The road will be widened with two extra feet of lanes on each side to make 12-foot lanes. Other improvements include the new pedestrian pathway along the road’s north side, the additional right-turn lane at the road’s intersection with Tesson Ferry Road and a new left-turn lane at Antrill Drive.
Preliminary design plans also call for eliminating drop-offs and ditches from the road and replacing them with vertical curbs on each side. Because the curbing would replace ditches on each side of the road, a storm sewer would be installed across the road’s length. The second phase of Green Park Road’s reconstruction will run from Lin Valle Drive and includes widening the Gravois Creek bridge.
City officials learned in June 2008 that they had to pay an additional $4,500 for an updated appraisal of the Green Park Road property to be redeveloped. The updated appraisal is required because of modifications that aldermen made in 2007 to the design plans to move the trail from the road’s more residential south side to the north side next to Clydesdale Park.
Aldermen voted unanimously in September 2007 to amend the city’s contract with the Weis Design Group for additional design services and to apply for a grant to help pay for those extra design services.
The city already had received a $4,000 grant from the Municipal Park Grant Commission to assist in the planning phase of a new pedestrian pathway along the road’s north side. Because of that decision, the city in 2007 was billed for additional design services by the Weis Design Group in the amount of $29,000, which brought the original budgeted cost of $200,000 to the engineering firm slightly above that benchmark to $201,914.
As for the properties to be redeveloped along Green Park Road, City Attorney Paul Rost last week told aldermen before they voted to accept the agreement that both sales’ closings would occur soon.
“This is the purchase of the properties needed at the end of Route 21 at Green Park Road,” Rost said. “The Cooper parcel, which is at the very end, which will be grading and right of way, will end up going pretty much up to the front door of the house, making it not very useful.

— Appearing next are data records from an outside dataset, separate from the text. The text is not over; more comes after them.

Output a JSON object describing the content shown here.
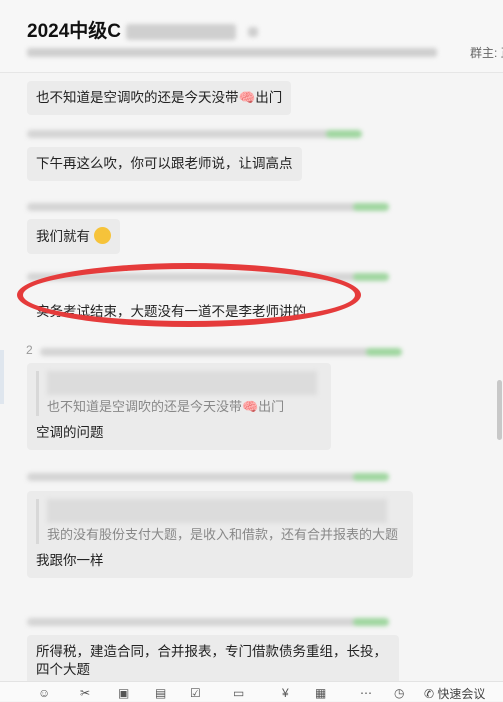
{
  "header": {
    "title": "2024中级C",
    "owner": "群主: 正"
  },
  "messages": [
    {
      "text": "也不知道是空调吹的还是今天没带🧠出门"
    },
    {
      "text": "下午再这么吹，你可以跟老师说，让调高点"
    },
    {
      "text": "我们就有"
    },
    {
      "text": "实务考试结束，大题没有一道不是李老师讲的"
    },
    {
      "quote": "也不知道是空调吹的还是今天没带🧠出门",
      "text": "空调的问题",
      "sender_prefix": "2"
    },
    {
      "quote": "我的没有股份支付大题，是收入和借款，还有合并报表的大题",
      "text": "我跟你一样"
    },
    {
      "text": "所得税，建造合同，合并报表，专门借款债务重组，长投，四个大题"
    }
  ],
  "toolbar": {
    "icons": [
      "emoji-icon",
      "scissors-icon",
      "image-icon",
      "document-icon",
      "check-icon",
      "folder-icon",
      "yen-icon",
      "gif-icon",
      "more-icon",
      "clock-icon",
      "phone-icon"
    ],
    "meeting_label": "快速会议"
  }
}
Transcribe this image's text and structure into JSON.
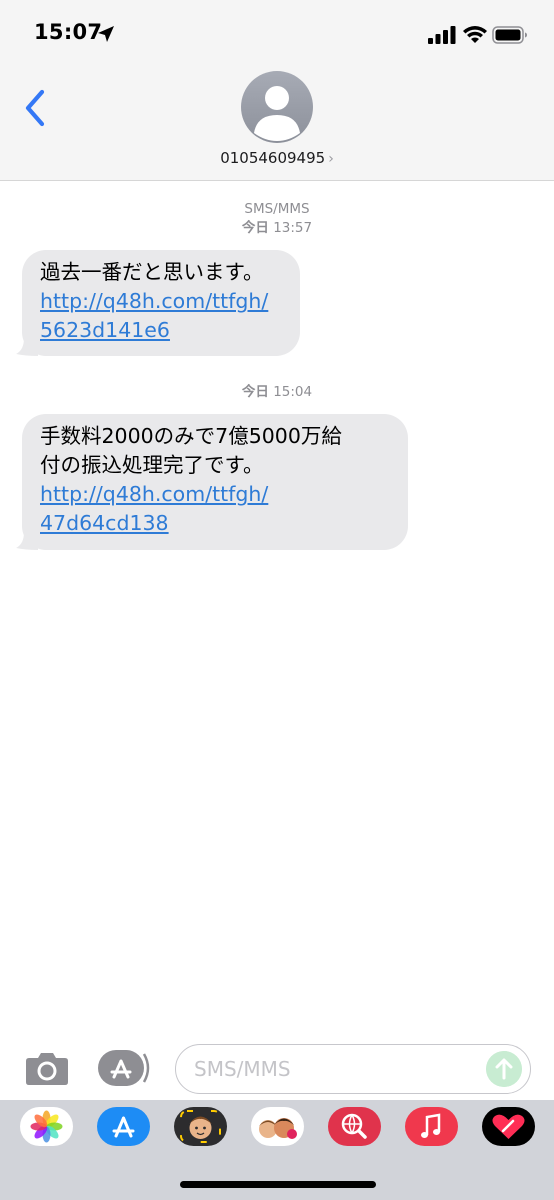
{
  "status_bar": {
    "time": "15:07"
  },
  "header": {
    "contact_number": "01054609495",
    "contact_chevron": "›"
  },
  "conversation": {
    "service_label": "SMS/MMS",
    "messages": [
      {
        "stamp_day": "今日",
        "stamp_time": "13:57",
        "text": "過去一番だと思います。",
        "link_line1": "http://q48h.com/ttfgh/",
        "link_line2": "5623d141e6"
      },
      {
        "stamp_day": "今日",
        "stamp_time": "15:04",
        "text_line1": "手数料2000のみで7億5000万給",
        "text_line2": "付の振込処理完了です。",
        "link_line1": "http://q48h.com/ttfgh/",
        "link_line2": "47d64cd138"
      }
    ]
  },
  "input_bar": {
    "placeholder": "SMS/MMS"
  },
  "app_drawer": {
    "apps": [
      "photos-icon",
      "app-store-icon",
      "memoji-icon",
      "memoji-stickers-icon",
      "web-search-icon",
      "music-icon",
      "digital-touch-icon"
    ]
  },
  "colors": {
    "link": "#2e7bd6",
    "bubble": "#e9e9eb",
    "back_chevron": "#3478f6",
    "send_disabled": "#c8ecd2"
  }
}
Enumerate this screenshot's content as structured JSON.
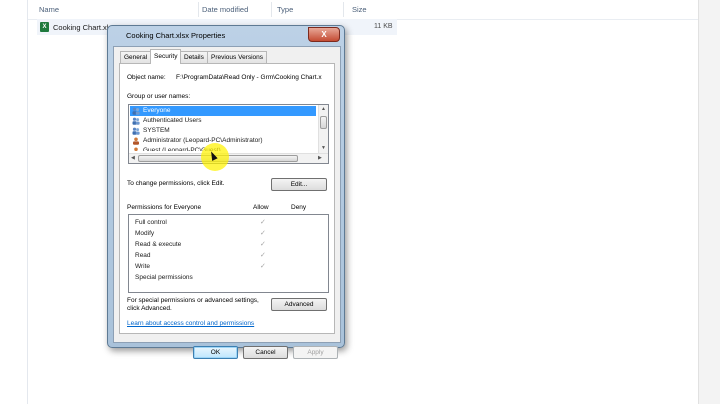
{
  "explorer": {
    "columns": [
      "Name",
      "Date modified",
      "Type",
      "Size"
    ],
    "file": {
      "name": "Cooking Chart.xlsx",
      "size": "11 KB"
    }
  },
  "dialog": {
    "title": "Cooking Chart.xlsx Properties",
    "close_label": "X",
    "tabs": [
      "General",
      "Security",
      "Details",
      "Previous Versions"
    ],
    "active_tab": "Security",
    "object_name_label": "Object name:",
    "object_name_value": "F:\\ProgramData\\Read Only - Grm\\Cooking Chart.x",
    "groups_label": "Group or user names:",
    "groups": [
      {
        "name": "Everyone",
        "icon": "users-icon",
        "selected": true
      },
      {
        "name": "Authenticated Users",
        "icon": "users-icon",
        "selected": false
      },
      {
        "name": "SYSTEM",
        "icon": "users-icon",
        "selected": false
      },
      {
        "name": "Administrator (Leopard-PC\\Administrator)",
        "icon": "user-icon",
        "selected": false
      },
      {
        "name": "Guest (Leopard-PC\\Guest)",
        "icon": "user-icon",
        "selected": false
      }
    ],
    "change_permissions_text": "To change permissions, click Edit.",
    "edit_label": "Edit...",
    "permissions_for_label": "Permissions for Everyone",
    "allow_label": "Allow",
    "deny_label": "Deny",
    "permissions": [
      {
        "name": "Full control",
        "allow": true,
        "deny": false
      },
      {
        "name": "Modify",
        "allow": true,
        "deny": false
      },
      {
        "name": "Read & execute",
        "allow": true,
        "deny": false
      },
      {
        "name": "Read",
        "allow": true,
        "deny": false
      },
      {
        "name": "Write",
        "allow": true,
        "deny": false
      },
      {
        "name": "Special permissions",
        "allow": false,
        "deny": false
      }
    ],
    "special_text_line1": "For special permissions or advanced settings,",
    "special_text_line2": "click Advanced.",
    "advanced_label": "Advanced",
    "learn_link": "Learn about access control and permissions",
    "ok_label": "OK",
    "cancel_label": "Cancel",
    "apply_label": "Apply",
    "check_glyph": "✓",
    "colors": {
      "selection": "#3399ff",
      "link": "#0066cc",
      "highlight": "#fff200"
    }
  }
}
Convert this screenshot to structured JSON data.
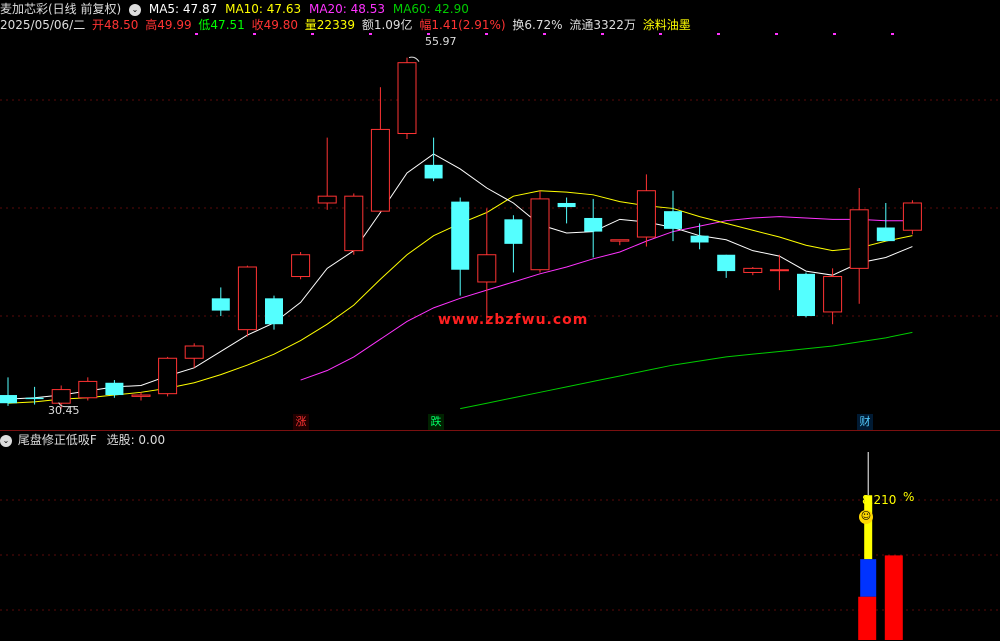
{
  "header": {
    "stock_name": "麦加芯彩(日线 前复权)",
    "ma5": "MA5: 47.87",
    "ma10": "MA10: 47.63",
    "ma20": "MA20: 48.53",
    "ma60": "MA60: 42.90",
    "date": "2025/05/06/二",
    "open": "开48.50",
    "high": "高49.99",
    "low": "低47.51",
    "close": "收49.80",
    "volume": "量22339",
    "amount": "额1.09亿",
    "change": "幅1.41(2.91%)",
    "turnover": "换6.72%",
    "float": "流通3322万",
    "sector": "涂料油墨"
  },
  "chart_labels": {
    "peak": "55.97",
    "trough": "30.45",
    "watermark": "www.zbzfwu.com",
    "event_rise": "涨",
    "event_fall": "跌",
    "event_fin": "财"
  },
  "indicator": {
    "title": "尾盘修正低吸F",
    "selected": "选股: 0.00",
    "value_label": "8.210",
    "percent_sign": "%"
  },
  "colors": {
    "up": "#ff3333",
    "down": "#54ffff",
    "ma5": "#ffffff",
    "ma10": "#ffff00",
    "ma20": "#ff33ff",
    "ma60": "#00cc00"
  },
  "chart_data": {
    "type": "candlestick",
    "ylim": [
      29,
      58
    ],
    "candles": [
      {
        "o": 31.2,
        "h": 32.5,
        "l": 30.4,
        "c": 30.6
      },
      {
        "o": 31.0,
        "h": 31.8,
        "l": 30.5,
        "c": 30.9
      },
      {
        "o": 30.6,
        "h": 31.9,
        "l": 30.2,
        "c": 31.6
      },
      {
        "o": 31.0,
        "h": 32.5,
        "l": 30.8,
        "c": 32.2
      },
      {
        "o": 32.1,
        "h": 32.3,
        "l": 31.0,
        "c": 31.2
      },
      {
        "o": 31.1,
        "h": 31.4,
        "l": 30.8,
        "c": 31.2
      },
      {
        "o": 31.3,
        "h": 34.0,
        "l": 31.1,
        "c": 33.9
      },
      {
        "o": 33.9,
        "h": 35.0,
        "l": 33.2,
        "c": 34.8
      },
      {
        "o": 38.3,
        "h": 39.1,
        "l": 37.0,
        "c": 37.4
      },
      {
        "o": 36.0,
        "h": 40.7,
        "l": 35.5,
        "c": 40.6
      },
      {
        "o": 38.3,
        "h": 38.5,
        "l": 36.0,
        "c": 36.4
      },
      {
        "o": 39.9,
        "h": 41.7,
        "l": 39.7,
        "c": 41.5
      },
      {
        "o": 45.3,
        "h": 50.1,
        "l": 44.8,
        "c": 45.8
      },
      {
        "o": 41.8,
        "h": 46.0,
        "l": 41.5,
        "c": 45.8
      },
      {
        "o": 44.7,
        "h": 53.8,
        "l": 44.7,
        "c": 50.7
      },
      {
        "o": 50.4,
        "h": 55.97,
        "l": 50.0,
        "c": 55.6
      },
      {
        "o": 48.1,
        "h": 50.1,
        "l": 46.9,
        "c": 47.1
      },
      {
        "o": 45.4,
        "h": 45.7,
        "l": 38.5,
        "c": 40.4
      },
      {
        "o": 39.5,
        "h": 44.9,
        "l": 36.5,
        "c": 41.5
      },
      {
        "o": 44.1,
        "h": 44.4,
        "l": 40.2,
        "c": 42.3
      },
      {
        "o": 40.4,
        "h": 46.2,
        "l": 40.2,
        "c": 45.6
      },
      {
        "o": 45.3,
        "h": 45.7,
        "l": 43.8,
        "c": 45.0
      },
      {
        "o": 44.2,
        "h": 45.6,
        "l": 41.3,
        "c": 43.2
      },
      {
        "o": 42.5,
        "h": 42.6,
        "l": 42.2,
        "c": 42.6
      },
      {
        "o": 42.8,
        "h": 47.4,
        "l": 42.1,
        "c": 46.2
      },
      {
        "o": 44.7,
        "h": 46.2,
        "l": 42.5,
        "c": 43.4
      },
      {
        "o": 42.9,
        "h": 43.8,
        "l": 41.9,
        "c": 42.4
      },
      {
        "o": 41.5,
        "h": 41.5,
        "l": 39.8,
        "c": 40.3
      },
      {
        "o": 40.2,
        "h": 40.6,
        "l": 40.0,
        "c": 40.5
      },
      {
        "o": 40.4,
        "h": 41.5,
        "l": 38.9,
        "c": 40.4
      },
      {
        "o": 40.1,
        "h": 40.2,
        "l": 36.9,
        "c": 37.0
      },
      {
        "o": 37.3,
        "h": 40.5,
        "l": 36.4,
        "c": 39.9
      },
      {
        "o": 40.5,
        "h": 46.4,
        "l": 37.9,
        "c": 44.8
      },
      {
        "o": 43.5,
        "h": 45.3,
        "l": 42.9,
        "c": 42.5
      },
      {
        "o": 43.3,
        "h": 45.5,
        "l": 43.0,
        "c": 45.3
      }
    ],
    "ma5": [
      30.9,
      31.0,
      31.2,
      31.5,
      31.8,
      31.9,
      32.6,
      33.2,
      34.4,
      35.6,
      36.5,
      38.0,
      40.5,
      41.8,
      44.6,
      47.5,
      48.9,
      47.8,
      46.4,
      45.3,
      43.7,
      43.1,
      43.2,
      44.1,
      43.9,
      43.5,
      42.9,
      42.6,
      41.8,
      41.4,
      40.3,
      40.0,
      40.9,
      41.3,
      42.1
    ],
    "ma10": [
      30.6,
      30.7,
      30.9,
      31.0,
      31.2,
      31.4,
      31.7,
      32.1,
      32.7,
      33.4,
      34.2,
      35.2,
      36.4,
      37.8,
      39.7,
      41.5,
      42.9,
      43.8,
      44.6,
      45.8,
      46.2,
      46.1,
      45.9,
      45.4,
      45.1,
      44.9,
      44.3,
      43.8,
      43.3,
      42.8,
      42.2,
      41.8,
      42.0,
      42.5,
      42.9
    ],
    "ma20": [
      null,
      null,
      null,
      null,
      null,
      null,
      null,
      null,
      null,
      null,
      null,
      32.3,
      33.0,
      34.0,
      35.3,
      36.6,
      37.6,
      38.3,
      38.9,
      39.5,
      40.1,
      40.6,
      41.2,
      41.7,
      42.5,
      43.2,
      43.6,
      44.0,
      44.2,
      44.3,
      44.2,
      44.1,
      44.1,
      44.0,
      44.0
    ],
    "ma60": [
      null,
      null,
      null,
      null,
      null,
      null,
      null,
      null,
      null,
      null,
      null,
      null,
      null,
      null,
      null,
      null,
      null,
      30.2,
      30.6,
      31.0,
      31.4,
      31.8,
      32.2,
      32.6,
      33.0,
      33.4,
      33.7,
      34.0,
      34.2,
      34.4,
      34.6,
      34.8,
      35.1,
      35.4,
      35.8
    ],
    "indicator_bars": [
      {
        "index": 32,
        "red": 0.23,
        "blue": 0.43,
        "yellow": 0.77,
        "stem": 1.0
      },
      {
        "index": 33,
        "red": 0.45
      }
    ]
  }
}
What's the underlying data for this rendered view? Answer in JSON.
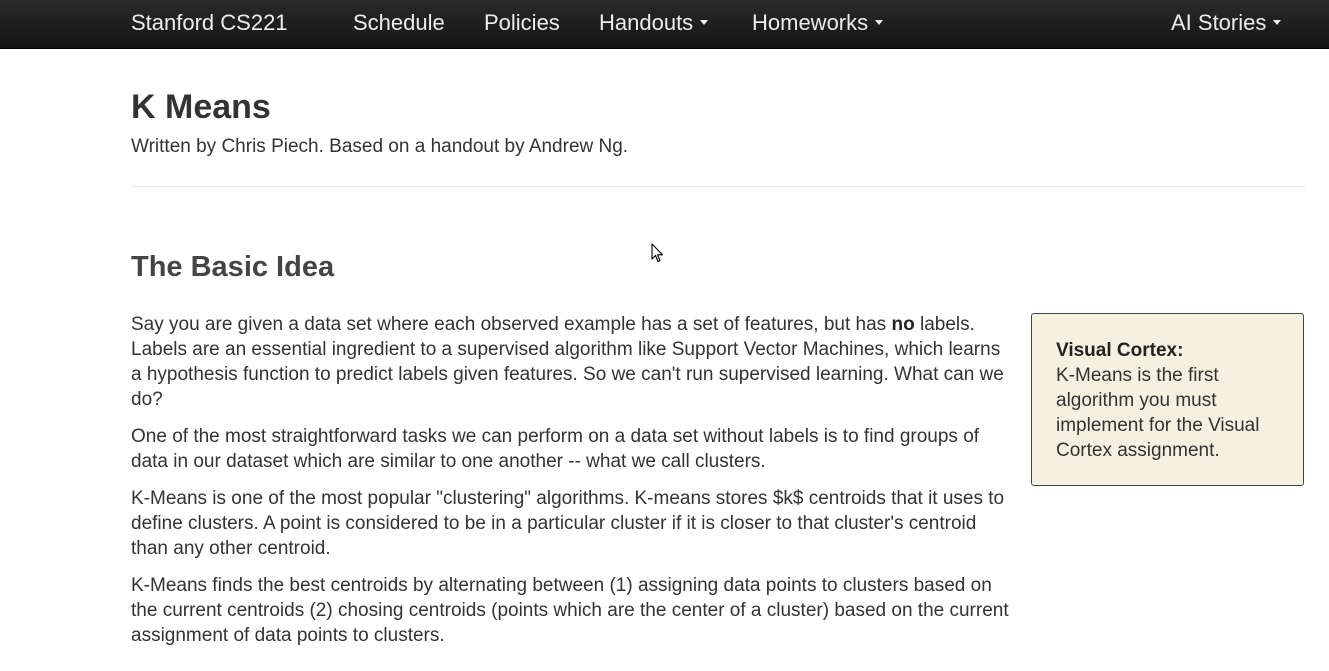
{
  "navbar": {
    "brand": "Stanford CS221",
    "items": [
      {
        "label": "Schedule"
      },
      {
        "label": "Policies"
      },
      {
        "label": "Handouts",
        "dropdown": true
      },
      {
        "label": "Homeworks",
        "dropdown": true
      }
    ],
    "right_item": {
      "label": "AI Stories",
      "dropdown": true
    }
  },
  "page": {
    "title": "K Means",
    "subtitle": "Written by Chris Piech. Based on a handout by Andrew Ng."
  },
  "section": {
    "heading": "The Basic Idea",
    "paragraphs": [
      {
        "before_bold": "Say you are given a data set where each observed example has a set of features, but has ",
        "bold": "no",
        "after_bold": " labels. Labels are an essential ingredient to a supervised algorithm like Support Vector Machines, which learns a hypothesis function to predict labels given features. So we can't run supervised learning. What can we do?"
      },
      {
        "text": "One of the most straightforward tasks we can perform on a data set without labels is to find groups of data in our dataset which are similar to one another -- what we call clusters."
      },
      {
        "text": "K-Means is one of the most popular \"clustering\" algorithms. K-means stores $k$ centroids that it uses to define clusters. A point is considered to be in a particular cluster if it is closer to that cluster's centroid than any other centroid."
      },
      {
        "text": "K-Means finds the best centroids by alternating between (1) assigning data points to clusters based on the current centroids (2) chosing centroids (points which are the center of a cluster) based on the current assignment of data points to clusters."
      }
    ]
  },
  "sidebox": {
    "title": "Visual Cortex:",
    "text": "K-Means is the first algorithm you must implement for the Visual Cortex assignment."
  },
  "colors": {
    "navbar_bg": "#1b1b1b",
    "nav_text": "#ececec",
    "sidebox_bg": "#f5f1e1"
  }
}
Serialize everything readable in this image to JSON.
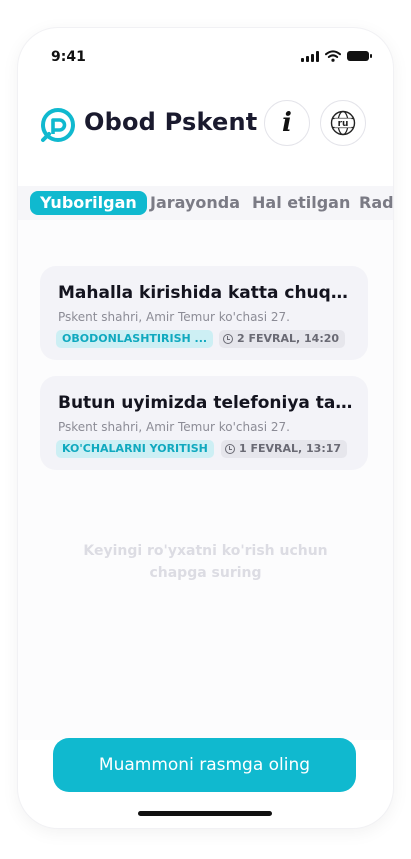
{
  "status_bar": {
    "time": "9:41"
  },
  "header": {
    "app_title": "Obod Pskent",
    "lang_button": "ru"
  },
  "tabs": [
    {
      "label": "Yuborilgan",
      "active": true
    },
    {
      "label": "Jarayonda",
      "active": false
    },
    {
      "label": "Hal etilgan",
      "active": false
    },
    {
      "label": "Rad",
      "active": false
    }
  ],
  "cards": [
    {
      "title": "Mahalla kirishida katta chuqur bor",
      "address": "Pskent shahri, Amir Temur ko'chasi 27.",
      "category": "OBODONLASHTIRISH ...",
      "date": "2 FEVRAL, 14:20"
    },
    {
      "title": "Butun uyimizda telefoniya tarmo...",
      "address": "Pskent shahri, Amir Temur ko'chasi 27.",
      "category": "KO'CHALARNI YORITISH",
      "date": "1 FEVRAL, 13:17"
    }
  ],
  "hint": "Keyingi ro'yxatni ko'rish uchun chapga suring",
  "cta_label": "Muammoni rasmga oling",
  "colors": {
    "accent": "#10b9cf",
    "category_badge_bg": "#cdeff4"
  }
}
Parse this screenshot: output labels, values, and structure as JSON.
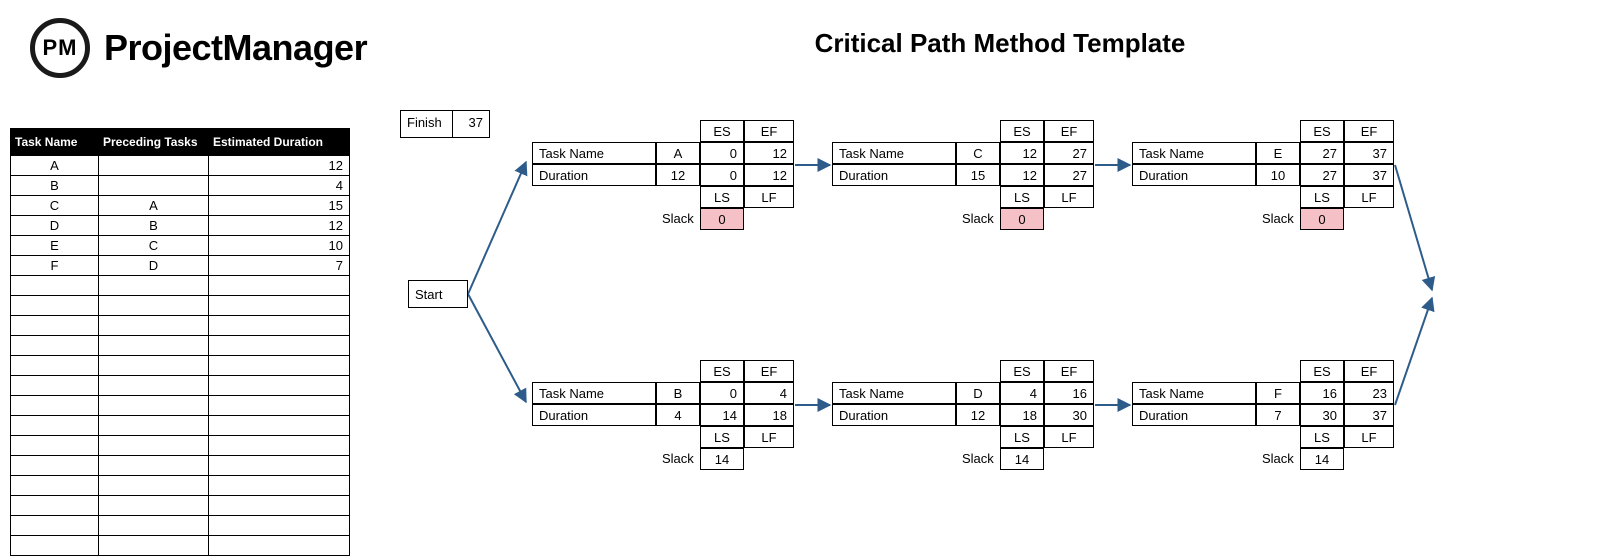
{
  "brand": {
    "abbr": "PM",
    "name": "ProjectManager"
  },
  "title": "Critical Path Method Template",
  "table": {
    "headers": {
      "task": "Task Name",
      "pred": "Preceding Tasks",
      "dur": "Estimated Duration"
    },
    "rows": [
      {
        "name": "A",
        "pred": "",
        "dur": "12"
      },
      {
        "name": "B",
        "pred": "",
        "dur": "4"
      },
      {
        "name": "C",
        "pred": "A",
        "dur": "15"
      },
      {
        "name": "D",
        "pred": "B",
        "dur": "12"
      },
      {
        "name": "E",
        "pred": "C",
        "dur": "10"
      },
      {
        "name": "F",
        "pred": "D",
        "dur": "7"
      }
    ]
  },
  "labels": {
    "start": "Start",
    "finish": "Finish",
    "task_name": "Task Name",
    "duration": "Duration",
    "es": "ES",
    "ef": "EF",
    "ls": "LS",
    "lf": "LF",
    "slack": "Slack"
  },
  "finish_value": "37",
  "nodes": {
    "A": {
      "task": "A",
      "dur": "12",
      "es": "0",
      "ef": "12",
      "ls": "0",
      "lf": "12",
      "slack": "0",
      "critical": true
    },
    "B": {
      "task": "B",
      "dur": "4",
      "es": "0",
      "ef": "4",
      "ls": "14",
      "lf": "18",
      "slack": "14",
      "critical": false
    },
    "C": {
      "task": "C",
      "dur": "15",
      "es": "12",
      "ef": "27",
      "ls": "12",
      "lf": "27",
      "slack": "0",
      "critical": true
    },
    "D": {
      "task": "D",
      "dur": "12",
      "es": "4",
      "ef": "16",
      "ls": "18",
      "lf": "30",
      "slack": "14",
      "critical": false
    },
    "E": {
      "task": "E",
      "dur": "10",
      "es": "27",
      "ef": "37",
      "ls": "27",
      "lf": "37",
      "slack": "0",
      "critical": true
    },
    "F": {
      "task": "F",
      "dur": "7",
      "es": "16",
      "ef": "23",
      "ls": "30",
      "lf": "37",
      "slack": "14",
      "critical": false
    }
  }
}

That one is necessary for that purpose.
“The other one is to also have right of way and also be able to grade up to that house. And then also, as part of the conversion process, some of with the county for approval, which is required under federal law, we need to acquire that piece of property. The property owners are in agreement. And as soon as these are approved, closings will take place, taking care of those two pieces of property.”